Anyway, now they think I can't smell. Dad finally found out that I'm composting (in small contained buckets) and he ordered me to go home and smell them to make sure they didn't stink. Compost, when it's done right, doesn't stink and doesn't attract critters. The instruction came out of exasperation, I'm pretty sure.

Compost is a good thing. Compost means that my garbage never stinks. Compost means that I don't send useful gardening material to the landfill. Compost is the Earth's natural reclamation of its waste. (Humans, take note. Cradle to Cradle, anyone?)

Heck, San Fransisco decided to take some initiative and start up a citywide composting program. That's just plain awesome. So I guess even if my little home composting program were nixed, there are ways to get creative with this... I could go on Craigslist or Freecycle and see if there are any like-minded folks with a yard who already compost who might take my organic waste. That's how I do the recycling right now; why not with compost?

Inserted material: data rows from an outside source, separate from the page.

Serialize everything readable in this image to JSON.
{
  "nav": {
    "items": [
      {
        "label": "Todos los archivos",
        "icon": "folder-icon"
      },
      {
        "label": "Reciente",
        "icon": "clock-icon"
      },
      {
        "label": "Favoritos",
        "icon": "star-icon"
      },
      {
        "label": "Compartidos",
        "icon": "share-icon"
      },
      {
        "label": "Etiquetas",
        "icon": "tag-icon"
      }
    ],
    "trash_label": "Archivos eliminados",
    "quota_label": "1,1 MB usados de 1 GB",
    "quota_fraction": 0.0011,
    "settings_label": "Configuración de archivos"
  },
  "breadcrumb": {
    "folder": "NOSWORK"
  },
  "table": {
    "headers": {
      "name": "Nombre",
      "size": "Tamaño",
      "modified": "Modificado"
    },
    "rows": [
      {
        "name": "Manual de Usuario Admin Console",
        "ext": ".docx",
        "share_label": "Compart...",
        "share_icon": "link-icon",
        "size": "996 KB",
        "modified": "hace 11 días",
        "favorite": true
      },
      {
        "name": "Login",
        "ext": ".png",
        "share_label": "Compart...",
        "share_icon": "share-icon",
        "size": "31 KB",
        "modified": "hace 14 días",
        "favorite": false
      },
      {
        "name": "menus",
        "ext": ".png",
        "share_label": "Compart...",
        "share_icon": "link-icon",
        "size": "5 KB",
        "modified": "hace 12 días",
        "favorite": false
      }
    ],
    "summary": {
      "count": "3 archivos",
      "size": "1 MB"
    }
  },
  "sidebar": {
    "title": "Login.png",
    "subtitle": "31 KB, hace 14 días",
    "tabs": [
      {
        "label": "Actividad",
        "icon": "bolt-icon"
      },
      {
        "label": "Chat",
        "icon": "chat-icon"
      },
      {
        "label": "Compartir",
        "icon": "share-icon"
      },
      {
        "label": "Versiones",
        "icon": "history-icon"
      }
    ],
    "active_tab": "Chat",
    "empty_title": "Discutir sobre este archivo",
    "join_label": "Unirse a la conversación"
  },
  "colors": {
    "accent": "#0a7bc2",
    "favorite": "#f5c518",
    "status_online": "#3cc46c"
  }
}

And my stance on B.O.? Well, I just gotta say two words: breast cancer. According to cancer.gov, there is no "conclusive evidence linking the use of underarm antiperspirants or deodorants and the subsequent development of breast cancer." Let's cut to the chase here. This is legalese for "we can't say anything because the deodorant industry will sue our butts if we do."

Here, read this paragraph from that cancer.gov link:

Findings from a different study examining the frequency of underarm shaving and antiperspirant/deodorant use among 437 breast cancer survivors were released in 2003 (7). This study found that the age of breast cancer diagnosis was significantly earlier in women who used these products and shaved their underarms more frequently. Furthermore, women who began both of these underarm hygiene habits before 16 years of age were diagnosed with breast cancer at an earlier age than those who began these habits later. While these results suggest that underarm shaving with the use of antiperspirants/deodorants may be related to breast cancer, it does not demonstrate a conclusive link between these underarm hygiene habits and breast cancer.
Sure, there were some later studies that said, well, maybe not. But you know what? I don't think I want to mess around with breast cancer. I don't need conclusive evidence to tell me that messing around with random chemicals is bad for my body. I don't want to get cancer and think that there was something I could have done. To think that I did not do everything I could have done. To know that something inside me said "hey, quit putting random chemicals in/around your body," and I didn't listen.

For example... do we know what aluminum does?

Aluminum-based compounds are used as the active ingredient in antiperspirants. These compounds form a temporary plug within the sweat duct that stops the flow of sweat to the skin's surface. Some research suggests that aluminum-based compounds, which are applied frequently and left on the skin near the breast, may be absorbed by the skin and cause estrogen-like (hormonal) effects (3). Because estrogen has the ability to promote the growth of breast cancer cells, some scientists have suggested that the aluminum-based compounds in antiperspirants may contribute to the development of breast cancer (3).
Did you get that? It says that aluminum plugs your sweat ducts. WHY in the world do you want to plug your sweat ducts? God put them there for a reason. If we know that much, how much is left that we still don't know, that we might never know?

So, yes, I am going to embrace my B.O. a little, and excuse me for doing so.

But I still hope I don't stink too bad.

Sorry.

I'll try to do my laundry more often.